I am going to have so many examples to discuss with my students when we go back to class in two weeks. This week in public relations ethics it was everything from disclosure to fake videos, and cultural appropriation.
- Repressive countries and disclosure – This is a variation on the stories from last week, but it looks at the need to disclose when engaged in lobbying for a foreign government or company. This article discusses how a major PR agency avoided the issue.
- Power of fake videos – In India over the past few weeks fake videos have caused quite a stir when a video was shared showing how smartwatches can be used to trigger the equivalent of Fastlane/EZpass transponders and transfer money from the driver’s account to the smartwatch. It can’t, but it still caused quite a stir.
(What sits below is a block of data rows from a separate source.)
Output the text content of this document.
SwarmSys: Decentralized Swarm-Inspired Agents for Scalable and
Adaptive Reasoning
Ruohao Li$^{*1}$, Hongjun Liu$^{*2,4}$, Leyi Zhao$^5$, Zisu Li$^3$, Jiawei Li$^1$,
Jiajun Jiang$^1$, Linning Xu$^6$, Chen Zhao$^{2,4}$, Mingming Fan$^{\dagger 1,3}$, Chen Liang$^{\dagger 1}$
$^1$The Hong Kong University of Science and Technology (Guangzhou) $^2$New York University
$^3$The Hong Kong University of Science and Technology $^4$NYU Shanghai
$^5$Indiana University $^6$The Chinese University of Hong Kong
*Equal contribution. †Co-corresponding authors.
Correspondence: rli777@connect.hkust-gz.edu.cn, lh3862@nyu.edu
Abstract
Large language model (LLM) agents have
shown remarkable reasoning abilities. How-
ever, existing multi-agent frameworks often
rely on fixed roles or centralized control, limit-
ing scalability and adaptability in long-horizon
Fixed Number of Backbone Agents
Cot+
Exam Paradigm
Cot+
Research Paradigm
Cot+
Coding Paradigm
- Cultural appropriation – While I am in the region, another case of fraudulent marketing and cultural appropriation has a Chinese retailer apologizing for marketing itself as a Japanese brand
- Whistleblowers – Twitter was rocked this week by disclosures from a whistleblower about security lapses. For communicators, the key takeaway is to make sure you take all rumors and allegations seriously and look into them.
- Disclosure and Transparency from the media side – This was an interesting article that hits on one of the popular discussions in my class around ethics. When does setting ground rules and guard rails cross the line into being unethical? This article looks at it from the business media’s perspective.